Disebutkan bahwa dua orang laki-laki datang menemui Sayyidah Aisyah ra., keduanya berkata, “Abu Hurairah mengatakan bahwa Nabi Saw. berkata sesungguhnya kesialan itu ada pada perempuan, rumah, dan binatang kendaraan.” [Mendengar ini] Sayyidah Aisyah ra. sangat marah sehingga seolah-olah bagian tubuhnya terbang ke langit dan sebagian terbang ke bumi. Kemudian ia berkata, “Demi Zat yang telah menurunkan al-Qur`an kepada Abu al-Qasim (Nabi Saw.), beliau tidak berkata begitu, tetapi berkata, ‘Orang-orang Jahiliyah biasa mengatakan bahwa kesialan itu ada pada perempuan, rumah, dan binatang kendaraan.”[3]

Perselisihan antara Abu Hurairah dan Sayyidah Aisyah ra. telah mencapai titik di mana mereka bentrok dalam beberapa kesempatan. Sayyidah Aisyah ra. menuduh Abu Hurairah tidak berhati-hati dalam meriwayatkan hadits dari lisan Nabi Saw. dan mengatakan sesuatu yang tidak didengarnya. Sementara Abu Hurairah untuk memberikan sanggahan bahwa dirinya menghafal hadits di saat Sayyidah Aisyah ra. sibuk dengan celak dan cermin.

Perselisihan itu tidak hanya terjadi antara Abu Hurairah dan Sayyidah Aisyah ra., tetapi meluas hingga melibatkan semua istri Nabi Saw. Mereka menentangnya dan menyangkal beberapa hadits yang disampaikannya mengenai kehidupan pribadi Nabi Saw., yang memaksanya menarik kembali ucapannya dan mengakui bahwa ia tidak mendengar hadits tersebut langsung dari Nabi Saw., melainkan dari al-Fadhl ibn al-Abbas yang pada saat itu sudah meninggal.

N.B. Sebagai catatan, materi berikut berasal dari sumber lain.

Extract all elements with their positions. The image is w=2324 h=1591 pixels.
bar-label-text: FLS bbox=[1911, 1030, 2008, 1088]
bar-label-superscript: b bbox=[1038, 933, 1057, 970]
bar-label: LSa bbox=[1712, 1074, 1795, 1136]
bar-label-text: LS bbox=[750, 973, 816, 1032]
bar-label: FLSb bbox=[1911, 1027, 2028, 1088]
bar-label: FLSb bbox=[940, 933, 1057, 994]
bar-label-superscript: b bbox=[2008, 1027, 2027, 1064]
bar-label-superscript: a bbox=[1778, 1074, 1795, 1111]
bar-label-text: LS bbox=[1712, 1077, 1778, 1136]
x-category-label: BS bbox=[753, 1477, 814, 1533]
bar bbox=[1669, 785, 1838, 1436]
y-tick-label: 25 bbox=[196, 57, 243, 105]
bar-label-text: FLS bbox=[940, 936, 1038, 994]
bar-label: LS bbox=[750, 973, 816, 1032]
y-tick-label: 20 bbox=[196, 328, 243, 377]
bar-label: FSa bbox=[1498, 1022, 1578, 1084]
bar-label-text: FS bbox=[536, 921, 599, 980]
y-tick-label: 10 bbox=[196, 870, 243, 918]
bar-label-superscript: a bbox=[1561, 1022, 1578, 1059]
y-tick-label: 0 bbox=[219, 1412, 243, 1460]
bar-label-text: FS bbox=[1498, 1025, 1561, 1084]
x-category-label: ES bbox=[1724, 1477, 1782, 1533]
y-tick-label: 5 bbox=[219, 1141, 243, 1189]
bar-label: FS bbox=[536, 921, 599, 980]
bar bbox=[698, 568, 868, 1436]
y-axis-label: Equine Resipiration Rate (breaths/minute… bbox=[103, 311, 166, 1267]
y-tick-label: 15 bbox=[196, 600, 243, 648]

Abu Hurairah bukan satu-satunya orang yang meriwayatkan hadits-hadits anti perempuan, tetapi masih banyak selainnya, yang memaksa Sayyidah Aisyah ra. dan istri-istri Nabi Saw. yang lain menentang dan melawan banyak hadits palsu dan terlibat dalam pergulatan tanpa henti hingga hari-hari terakhir kehidupan mereka. Salah satu contohnya adalah apa yang diriwayatkan di dalam Shahîh al-Bukhârîy bahwa disampaikan kepada Sayyidah Aisyah ra. sebuah hadits, “Hal yang dapat menyela shalat adalah anjing, keledai, dan perempuan,” sehingga ia menjadi marah dan berkata, “Kalian telah menyamakan kami dengan keledai dan anjing!” atau, “Betapa buruknya kalian memperlakukan kami seperti seekor anjing dan keledai! Padahal aku pernah melihat Nabi Saw. shalat sementara aku berbaring di tempat tidur antara beliau dan kiblat. Ketika aku ada suatu keperluan dan aku tidak ingin duduk hingga menyebabkan Nabi Saw. terganggu, maka aku pun pergi diam-diam dari dekat kedua kakinya.”[4]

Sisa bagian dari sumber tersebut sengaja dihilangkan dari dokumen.